Con el desplazamiento del baricentro económico de los grandes centros urbanos a los asentamientos dispersos en el campo, el castillo se convirtió en baluarte defensivo y punto focal de amplias extensiones agrícolas sobre las cuales el señor feudal imponía su jurisdicción, extendiendo su control también sobre los pequeños propietarios terratenientes ajenos a sus posesiones.

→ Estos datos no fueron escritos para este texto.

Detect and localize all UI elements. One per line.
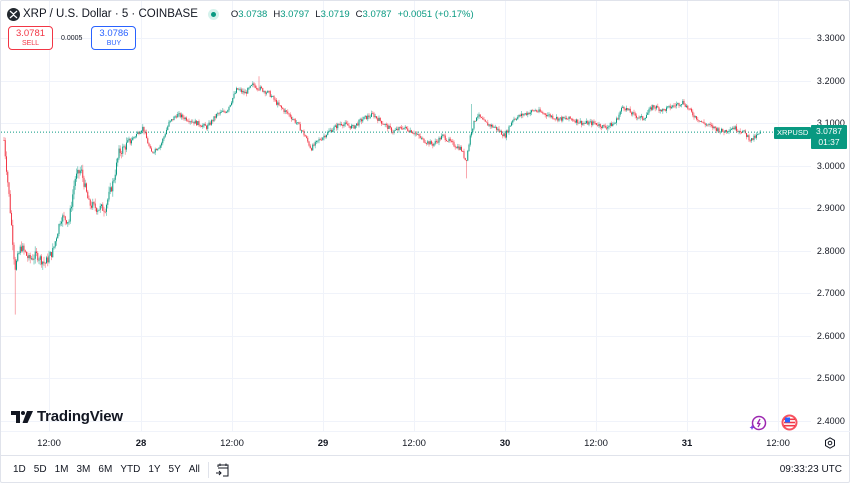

Concluidas las oleadas de incursiones, la recuperación demográfica europea favoreció la innovación de las técnicas y herramientas agrícolas, como la rotación trienal y la introducción del arado, con la consiguiente expansión de las áreas cultivadas sustraídas a bosques, selvas y florestas que desde la tardía antigüedad habían caracterizado el paisaje europeo, constituyendo importantes reservas de madera, caza, hierbas medicinales, así como miel y frutos, desde piñones hasta castañas, desde bellotas y nueces hasta fresas y arándanos silvestres.
Una vez sometidas a drenaje, las zonas pantanosas de la Llanura Padana se transformaron en fértiles áreas agrícolas surcadas por canales y sombreadas por frondosos setos. Ideal sobre todo para el cultivo forrajero, este método de organización del paisaje rural tomó el nombre de campos cerrados, de los cuales los Palù del Quartier del Piave constituyen un ejemplo significativo.